オレはまだこの頃あまりよく彼について知らなかったため、一応先輩ということをたてて、笑顔で普通に接していた。

ある日、いつもオフィスでは静かな彼が、珍しく他の先輩達が誰もいなくなった際に突然話しかけてきた。ちょうどその時オフィスには彼とオレ、そしてアルバイトのSさんを含め3人しかいなかった。

「ムーチョ、ちょっと一休みしよう、10分くらい」

意外な言葉だった。彼は以前オレがランチの時間を少しずらしただけで

「ランチの戻り時間に戻らないなんて言語道断だ。何故か?慣習だからだ。

などとくだらないことを30分かけて説教するような人だったからだ(そんな時間あったら仕事してほしい)。

「いいんですか?」

「いいんだよ、休も、休も。あ、Sさんも一緒にね。」

なんだ、あんなに時間に厳しいのは先輩の目があったからなんだと幻滅しつつも、自分も疲れていたので少し休むことにする。するとAさん、突然オレに向かって、

「で、ムーチョとはあまり話す機会ないから聞きたいんだけどさ、今彼女とかいるの?


ハァ!?


いきなり唐突になにをいいだすんだ、こいつ。しかも仕事中、そういう事話す空気じゃないだろうが。

「いやーAさん、ほら、仕事中ですし、、、」

なんて笑って流そうとすると、

「いいじゃん、この際ぶっちゃけようよ。ほらほら、ここにいる3人って、みんな口堅いキャラじゃん?

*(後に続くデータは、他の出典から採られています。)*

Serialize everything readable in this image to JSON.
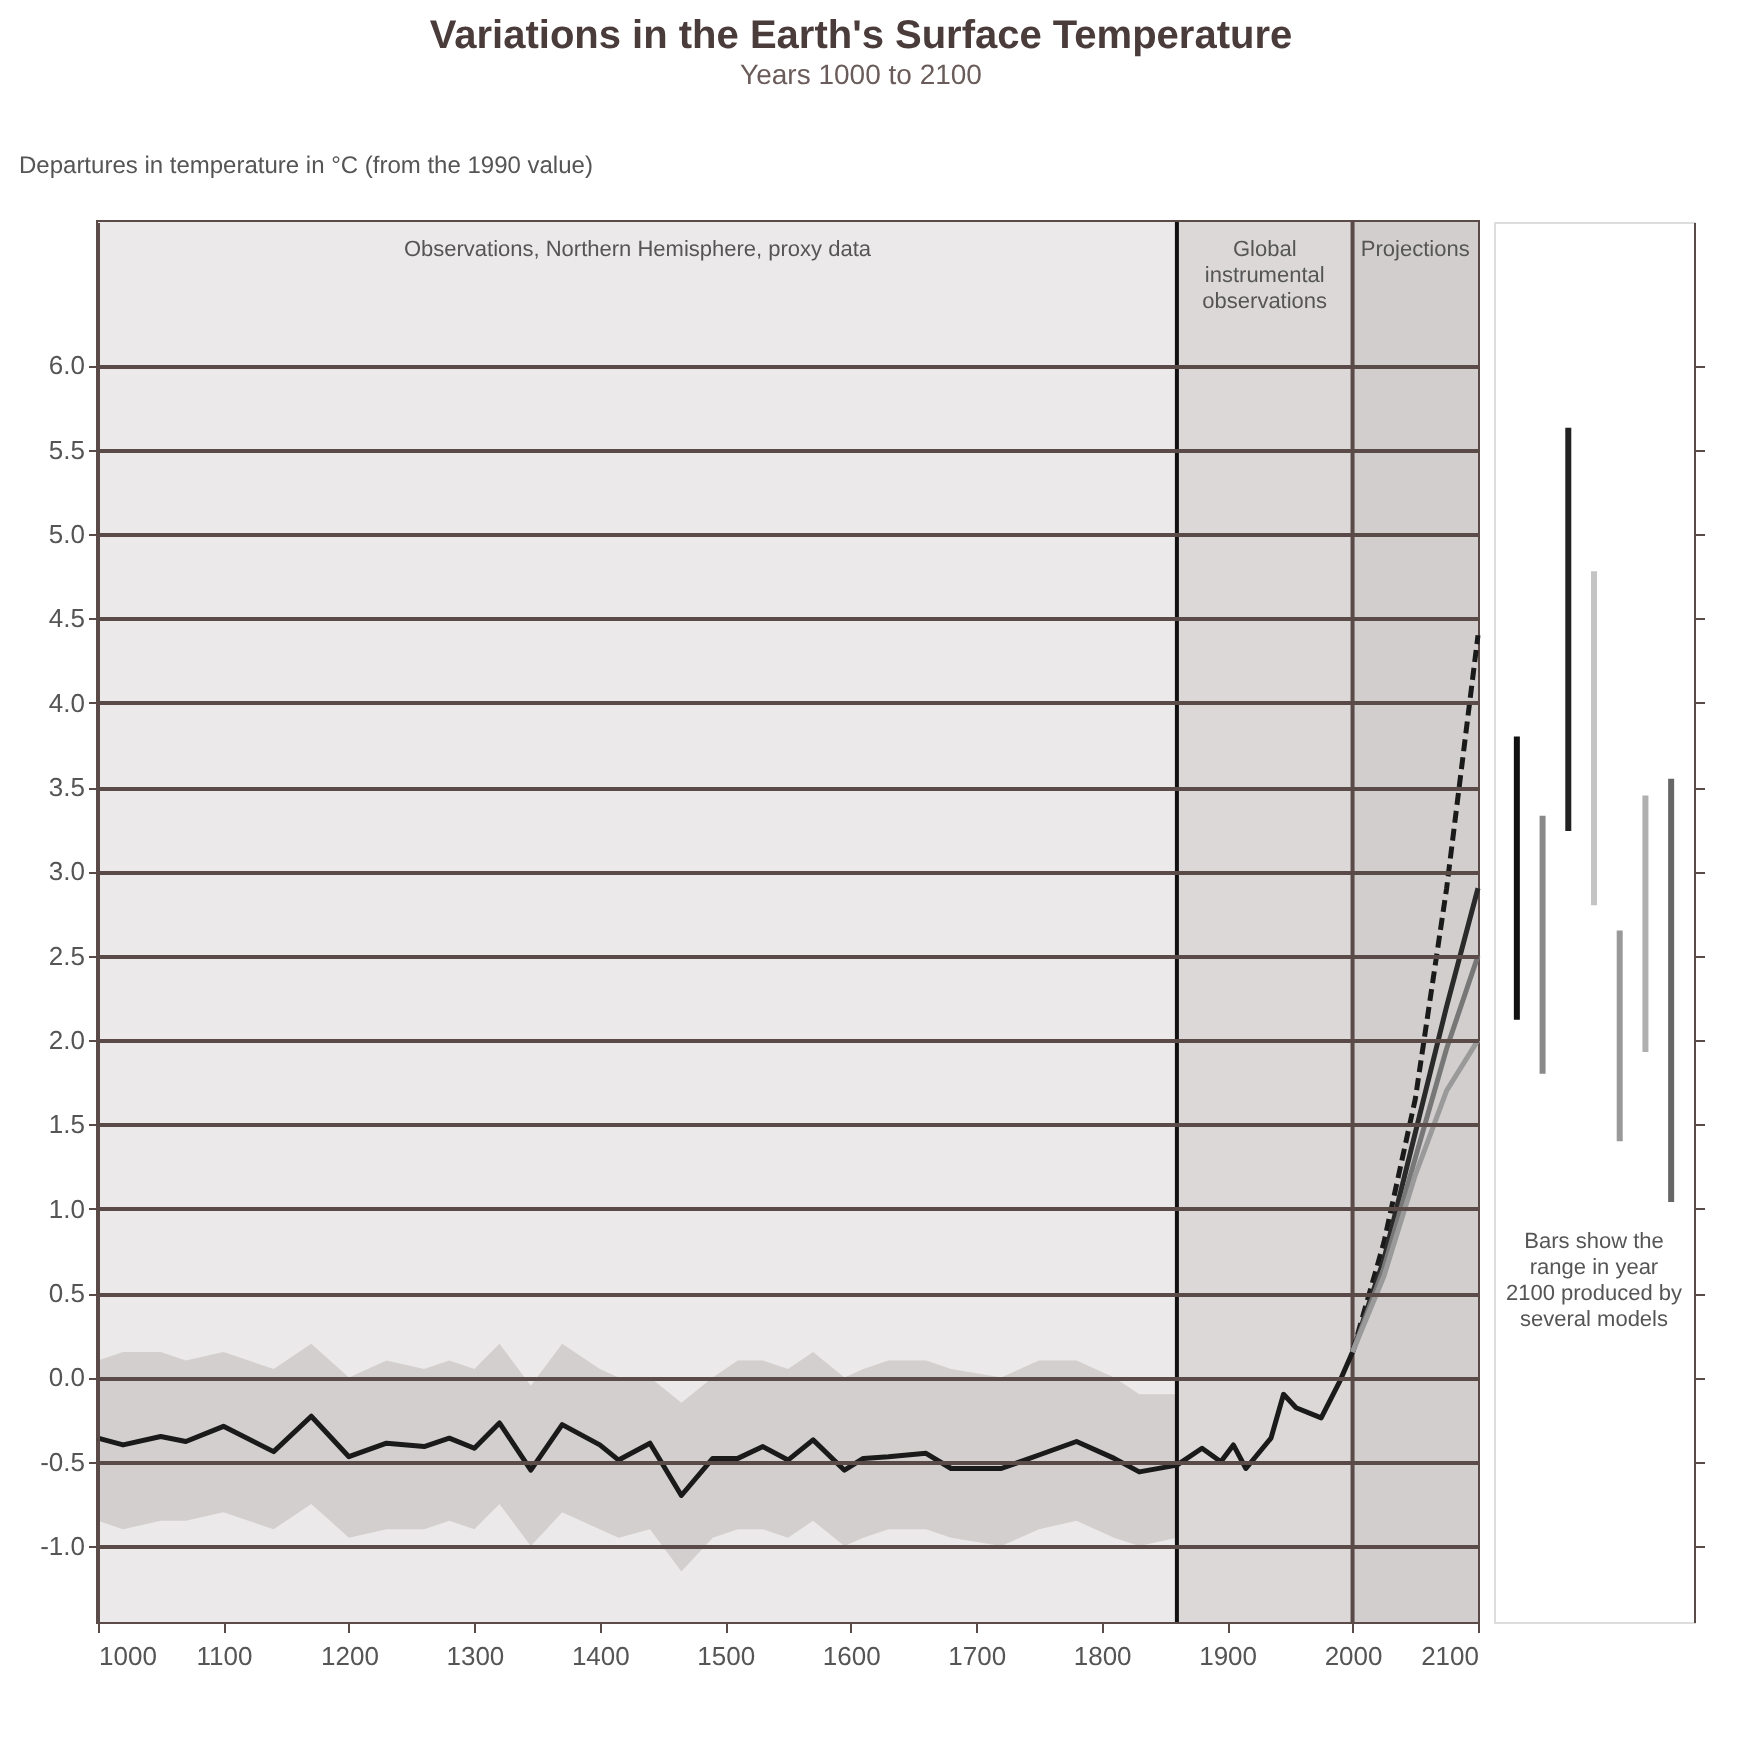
{
  "chart_data": [
    {
      "type": "line",
      "title": "Variations in the Earth's Surface Temperature",
      "subtitle": "Years 1000 to 2100",
      "ylabel": "Departures in temperature in °C (from the 1990 value)",
      "xlim": [
        1000,
        2100
      ],
      "xticks": [
        1000,
        1100,
        1200,
        1300,
        1400,
        1500,
        1600,
        1700,
        1800,
        1900,
        2000,
        2100
      ],
      "ylim": [
        -1.45,
        6.85
      ],
      "yticks": [
        {
          "value": -1,
          "label": "-1.0"
        },
        {
          "value": -0.5,
          "label": "-0.5"
        },
        {
          "value": 0,
          "label": "0.0"
        },
        {
          "value": 0.5,
          "label": "0.5"
        },
        {
          "value": 1,
          "label": "1.0"
        },
        {
          "value": 1.5,
          "label": "1.5"
        },
        {
          "value": 2,
          "label": "2.0"
        },
        {
          "value": 2.5,
          "label": "2.5"
        },
        {
          "value": 3,
          "label": "3.0"
        },
        {
          "value": 3.5,
          "label": "3.5"
        },
        {
          "value": 4,
          "label": "4.0"
        },
        {
          "value": 4.5,
          "label": "4.5"
        },
        {
          "value": 5,
          "label": "5.0"
        },
        {
          "value": 5.5,
          "label": "5.5"
        },
        {
          "value": 6,
          "label": "6.0"
        }
      ],
      "grid": "y",
      "bands": [
        {
          "axis": "x",
          "from": 1000,
          "to": 1860,
          "label": "Observations, Northern Hemisphere, proxy data",
          "color": "#ebe9e9"
        },
        {
          "axis": "x",
          "from": 1860,
          "to": 2000,
          "label": "Global instrumental observations",
          "color": "#dcd8d8"
        },
        {
          "axis": "x",
          "from": 2000,
          "to": 2100,
          "label": "Projections",
          "color": "#d2cece"
        }
      ],
      "ref_lines": [
        {
          "axis": "x",
          "value": 1860,
          "color": "#111111"
        },
        {
          "axis": "x",
          "value": 2000,
          "color": "#5a4a48"
        }
      ],
      "series": [
        {
          "color": "#1a1a1a",
          "x": [
            1000,
            1020,
            1050,
            1070,
            1100,
            1140,
            1170,
            1200,
            1230,
            1260,
            1280,
            1300,
            1320,
            1345,
            1370,
            1400,
            1415,
            1440,
            1465,
            1490,
            1510,
            1530,
            1550,
            1570,
            1595,
            1610,
            1630,
            1660,
            1680,
            1720,
            1750,
            1780,
            1810,
            1830,
            1860,
            1880,
            1895,
            1905,
            1915,
            1935,
            1945,
            1955,
            1975,
            1990,
            2000
          ],
          "values": [
            -0.36,
            -0.4,
            -0.35,
            -0.38,
            -0.29,
            -0.44,
            -0.23,
            -0.47,
            -0.39,
            -0.41,
            -0.36,
            -0.42,
            -0.27,
            -0.55,
            -0.28,
            -0.4,
            -0.49,
            -0.39,
            -0.7,
            -0.48,
            -0.48,
            -0.41,
            -0.49,
            -0.37,
            -0.55,
            -0.48,
            -0.47,
            -0.45,
            -0.54,
            -0.54,
            -0.46,
            -0.38,
            -0.48,
            -0.56,
            -0.52,
            -0.42,
            -0.5,
            -0.4,
            -0.54,
            -0.36,
            -0.1,
            -0.18,
            -0.24,
            -0.02,
            0.15
          ],
          "upper": [
            0.1,
            0.15,
            0.15,
            0.1,
            0.15,
            0.05,
            0.2,
            0.0,
            0.1,
            0.05,
            0.1,
            0.05,
            0.2,
            -0.05,
            0.2,
            0.05,
            0.0,
            0.0,
            -0.15,
            0.0,
            0.1,
            0.1,
            0.05,
            0.15,
            0.0,
            0.05,
            0.1,
            0.1,
            0.05,
            0.0,
            0.1,
            0.1,
            0.0,
            -0.1,
            -0.1,
            null,
            null,
            null,
            null,
            null,
            null,
            null,
            null,
            null,
            null
          ],
          "lower": [
            -0.85,
            -0.9,
            -0.85,
            -0.85,
            -0.8,
            -0.9,
            -0.75,
            -0.95,
            -0.9,
            -0.9,
            -0.85,
            -0.9,
            -0.75,
            -1.0,
            -0.8,
            -0.9,
            -0.95,
            -0.9,
            -1.15,
            -0.95,
            -0.9,
            -0.9,
            -0.95,
            -0.85,
            -1.0,
            -0.95,
            -0.9,
            -0.9,
            -0.95,
            -1.0,
            -0.9,
            -0.85,
            -0.95,
            -1.0,
            -0.95,
            null,
            null,
            null,
            null,
            null,
            null,
            null,
            null,
            null,
            null
          ]
        },
        {
          "color": "#1a1a1a",
          "line_style": "dashed",
          "x": [
            2000,
            2025,
            2050,
            2075,
            2100
          ],
          "values": [
            0.15,
            0.8,
            1.65,
            2.9,
            4.4
          ]
        },
        {
          "color": "#2a2a2a",
          "line_style": "solid",
          "x": [
            2000,
            2025,
            2050,
            2075,
            2100
          ],
          "values": [
            0.15,
            0.7,
            1.45,
            2.2,
            2.9
          ]
        },
        {
          "color": "#777777",
          "line_style": "solid",
          "x": [
            2000,
            2025,
            2050,
            2075,
            2100
          ],
          "values": [
            0.15,
            0.65,
            1.3,
            1.95,
            2.5
          ]
        },
        {
          "color": "#9a9a9a",
          "line_style": "solid",
          "x": [
            2000,
            2025,
            2050,
            2075,
            2100
          ],
          "values": [
            0.15,
            0.6,
            1.2,
            1.7,
            2.0
          ]
        }
      ]
    },
    {
      "type": "bar",
      "categories": [
        null,
        null,
        null,
        null,
        null,
        null,
        null
      ],
      "ylim": [
        -1.45,
        6.85
      ],
      "yticks": [
        {
          "value": -1,
          "label": null
        },
        {
          "value": -0.5,
          "label": null
        },
        {
          "value": 0,
          "label": null
        },
        {
          "value": 0.5,
          "label": null
        },
        {
          "value": 1,
          "label": null
        },
        {
          "value": 1.5,
          "label": null
        },
        {
          "value": 2,
          "label": null
        },
        {
          "value": 2.5,
          "label": null
        },
        {
          "value": 3,
          "label": null
        },
        {
          "value": 3.5,
          "label": null
        },
        {
          "value": 4,
          "label": null
        },
        {
          "value": 4.5,
          "label": null
        },
        {
          "value": 5,
          "label": null
        },
        {
          "value": 5.5,
          "label": null
        },
        {
          "value": 6,
          "label": null
        }
      ],
      "tick_labels": false,
      "base": [
        2.12,
        1.8,
        3.24,
        2.8,
        1.4,
        1.93,
        1.04
      ],
      "values": [
        1.68,
        1.53,
        2.39,
        1.98,
        1.25,
        1.52,
        2.51
      ],
      "colors": [
        "#111111",
        "#8a8a8a",
        "#222222",
        "#c4c4c4",
        "#999999",
        "#b0b0b0",
        "#666666"
      ],
      "annotations": [
        "Bars show the range in year 2100 produced by several models"
      ]
    }
  ]
}
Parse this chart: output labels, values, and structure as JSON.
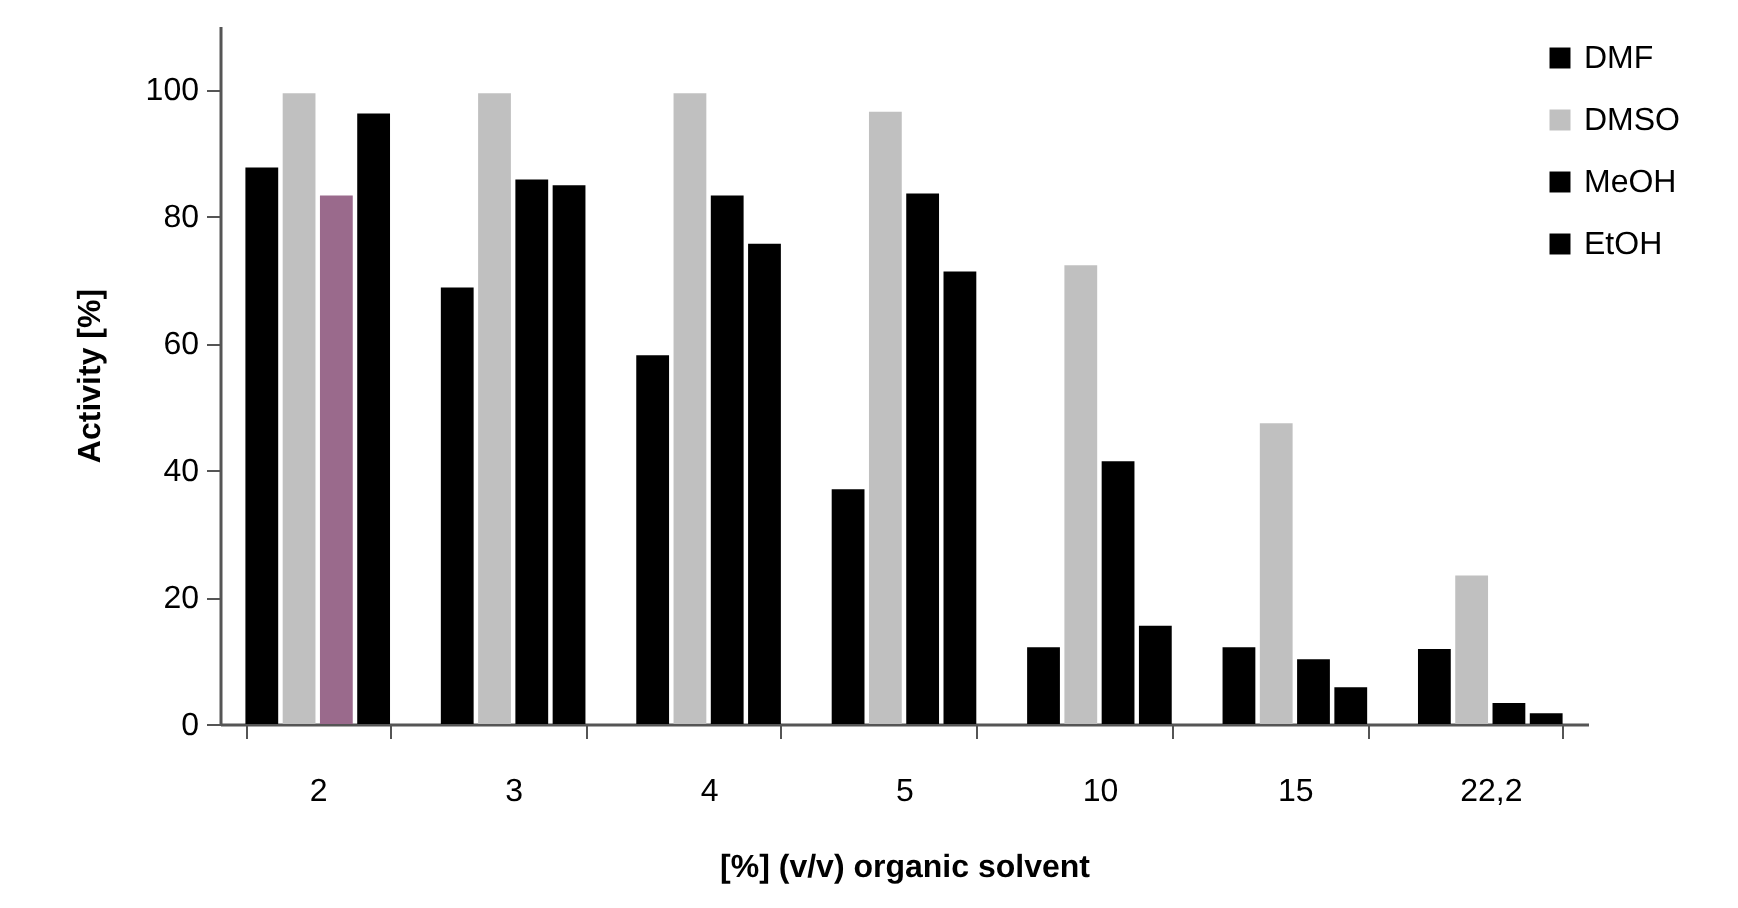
{
  "chart_data": {
    "type": "bar",
    "xlabel": "[%] (v/v) organic solvent",
    "ylabel": "Activity [%]",
    "categories": [
      "2",
      "3",
      "4",
      "5",
      "10",
      "15",
      "22,2"
    ],
    "series": [
      {
        "name": "DMF",
        "color": "#000000",
        "values": [
          87.7,
          68.8,
          58.1,
          37.0,
          12.1,
          12.1,
          11.8
        ]
      },
      {
        "name": "DMSO",
        "color": "#c0c0c0",
        "values": [
          99.4,
          99.4,
          99.4,
          96.5,
          72.3,
          47.4,
          23.4
        ]
      },
      {
        "name": "MeOH",
        "color": "#000000",
        "colors": [
          "#9a6a8c",
          "#000000",
          "#000000",
          "#000000",
          "#000000",
          "#000000",
          "#000000"
        ],
        "values": [
          83.3,
          85.8,
          83.3,
          83.6,
          41.4,
          10.2,
          3.3
        ]
      },
      {
        "name": "EtOH",
        "color": "#000000",
        "values": [
          96.2,
          84.9,
          75.7,
          71.3,
          15.5,
          5.8,
          1.7
        ]
      }
    ],
    "ylim": [
      0,
      110
    ],
    "yticks": [
      0,
      20,
      40,
      60,
      80,
      100
    ],
    "grid": false,
    "legend": "top right"
  }
}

なんでそんなことわかるんだよ。オレはなんとか流そうとしたが、バイトのSさんも話に乗ってきて、仕方なく話した。

「、、、しょうがないですねー、いますよ、彼女(この頃はいたのだ)。

お、マジでっ!で、どうなのよ、どこで知り合ったの?何年くらい付き合ってんの?」

簡単に詳細を話したが、この時つい、現在の様子についても漏らしてしまった。丁度彼女とケンカ中だったので、

「、、、でも、実は今、うまくいってないんですよねー、、、あ!このこと、分かってると思いますけど誰にも言わないでくださいね!

もちろん分かってるって。しかしケンカ中かー、つらいねー」

「で、Aさんはどうなんですか?彼女いるんですか?」


「いるよ。でも、ゴッメン、今超順調(笑)










その後話題はバイトのSさんに簡単に振られ、残りの時間はAさんの女性遍歴の自慢をずっと聞かされた。くだらねー、付き合った女の数が生きがいかコイツは。

「いやー、ムーチョとSさんのこと、いろいろ聞けてよかったよ。まじ、この会話、オフレコね。


疲れた休み時間だった。 



そして次の日、

出社して自分のデスクに座ろうとすると、俺の側に座っている少し年上の先輩、Mさんが話しかけてきた。








「お、ムーチョ、今彼女とうまくいってないんだってねー」












ウワー








この後の、Aさんとの関係?もちろんフツーに接してますよ。笑顔で。